Mônica Aviani é mãe de Emanuel, que também apresenta um quadro de dislexia. Ela conta que desde pequeno ele tinha dificuldade de responder aos comandos, e não tinha boa coordenação motora. “Além disso, Emanuel sempre foi muito alegre, e acabou tido como agitado. No primeiro ano, não passou, segundo a escola, devido a ser muito imaturo e não ter aprendido nada da alfabetização. Não diferenciava letras de números. Ao entender que repetiria o ano e perderia os colegas, ficou inconsolável, chorou o natal e as férias inteiras.
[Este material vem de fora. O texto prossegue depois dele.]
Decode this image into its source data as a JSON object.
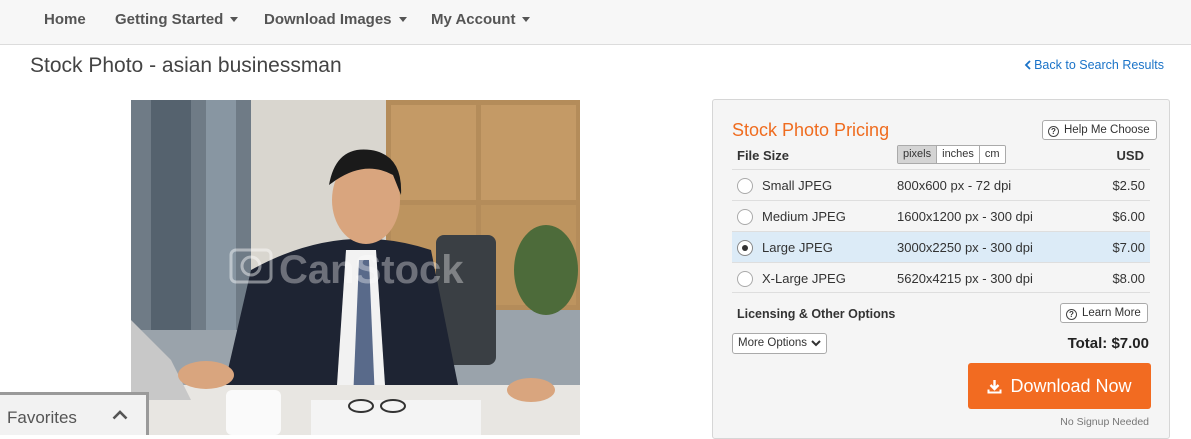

Acabou fazendo a seguinte análise ‘Se todo mundo passou e eu não é porque a professora é boa e eu sou burro’.”

Apesar de nos anos seguintes ter tido bons professores, e acompanhamento profissional, após o diagnóstico, na quarta série Emanuel foi discriminado até mesmo pela professora. “Despreparada, o fez passar por diversas humilhações, a ponto de um colega defendê-lo para mim. Seu estado emocional estava entrando em sério comprometimento”. 

Como auxiliar a pessoa com dislexia

Muitas coisas podem ser feitas para auxiliar o disléxico em seu aprendizado. O importante, desde a infância, é a abordagem adequada junto à escola, a postura da família frente a dificuldade da criança, ajudando-a. “Após o diagnóstico feito, por exemplo, o disléxico tem o direito de que alguém leia para ele uma prova. Em um momento como o vestibular, é um recurso que torna para ele a competição mais justa.”, demonstra a psicopedagoga.

Dislexia na fase adulta

Mariana Teixeira, descobriu a dislexia há 5 anos./ Foto: Arquivo Pessoal.

Mariana Teixeira, descobriu a dislexia há 5 anos / Foto: Arquivo Pessoal.

Mariana Teixeira conta que desde criança tinha dificuldades na escola, mas que só recebeu o diagnóstico há pouco tempo, já adulta.

“Tinha muita vergonha, me sentia burra, trocava as letras, não sabia acentuar bem as palavras, nem ver horas em relógio de ponteiro… mas nunca soube que se tratava de um transtorno. Em 2011, fiz um vestibular em administração que não tinha redação, e passei. Um dia, comentando com a professora de português, ela detectou a dislexia. Foi como se tirasse um peso de mim. Com o diagnóstico, meus professores não podiam descontar os erros ortográficos que eu tinha. Fiz a maioria das avaliações em forma de trabalhos e apresentações. Hoje me formei e dou palestras.”

A psicopedagoga confirma que quando o diagnóstico da dislexia é feito de forma tardia, é recebido como um alívio, pois o adulto encontra nele uma justificativa para a dificuldade que sempre esteve lá. “Porém, isso não deve ser instrumento para que se esconda atrás do transtorno, mas como uma forma de ter seus direitos garantidos.”

Silvana ressalta que, em todo o processo de acompanhamento da pessoa com dislexia, a família tem um papel fundamental. “Quando se tem o olhar da família para a criança, em suas dificuldades em cada fase, sem resistência de busca de profissionais adequados, a criança tem muito mais chance de ter êxito na escola e na vida. O entendimento da família é muito importante para dar a ela o suporte, fortalecendo-a de forma emocional, e sabendo esperar seu tempo, o que contribuirá até sua vida adulta”.